Guru Besar Hukum Tata Negara Universitas Andalas Prof Yuliandri menilai pemilihan Menkumham menjadi hak prerogratif presiden yang tentunya Presiden punya kriteria tersendiri sesuai visi dan misinya. “Siapapun yang ditunjuk menjadi Menkumham, orientasinya harus memperhatikan problem perkembangan hukum menjadi prioritas utama,” pesan dia.

 

Dia mengingatkan dalam lingkup organisasi Kemenkumham terdapat dua direktorat/organ yang memiliki tugas pokok dan fungsi (tupoksi) membenahi peraturan perundang-undangan yakni Direktorat Jenderal Peraturan Perundang-undangan (Ditjen PP) dan Badan Pembinaan Hukum Nasional (BPHN). 

 

Kemenkumham kerap menjadi koordinator di instansi pemerintah pusat dan daerah dalam hal penyusunan peraturan perundang-undangan di bawah UU serta hal-hal berhubungan dengan penyusunan UU bersama DPR yang juga melibatkan sektor instansi/kementerian terkait.
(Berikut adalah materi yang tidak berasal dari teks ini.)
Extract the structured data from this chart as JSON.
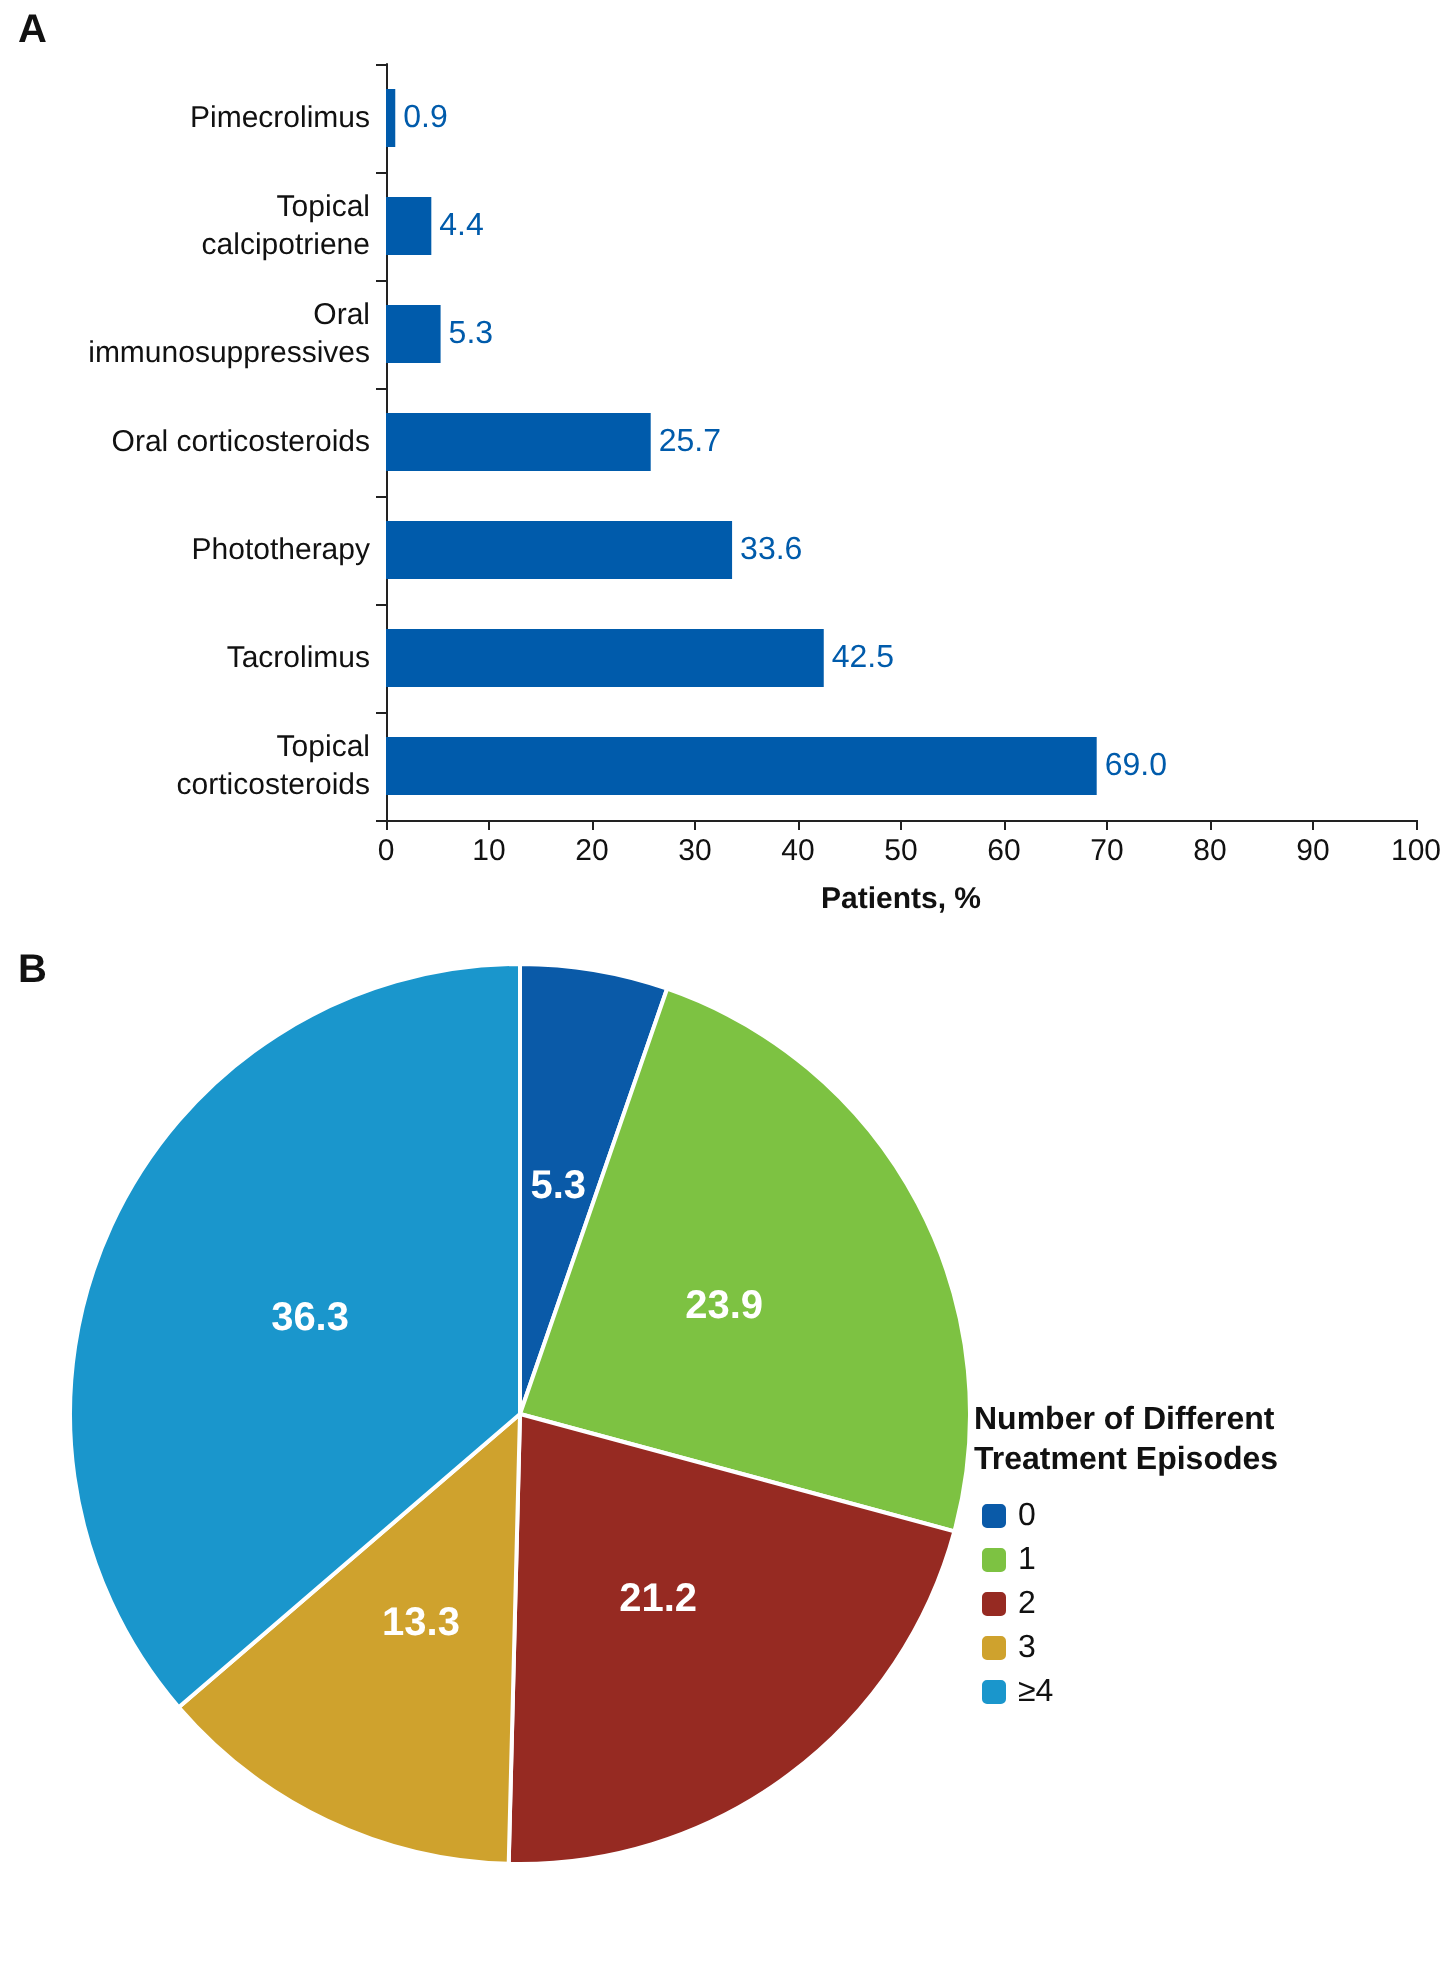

Tak hanya itu, Kemenkumham memiliki tupoksi membenahi persoalan lembaga pemasyarakatan (Ditjen Pemasyarakatan) yang hingga saat ini, persoalan klasik over kapasitas lapas dan pengelolaan lapas di Indonesia belum dapat diatasi sepenuhnya.

 

“Saya melihat ke depan pengelolaan Ditjen Pemasyarakatan sangat berat dan harus menjadi prioritas. Jadi, Menkumham harus memiliki kapasitas dan kompetensi sesuai tupoksi Kemenkumham, pandai melihat kondisi hukum ke depan, saling bersinergi dengan kementerian atau lembaga negara lain.”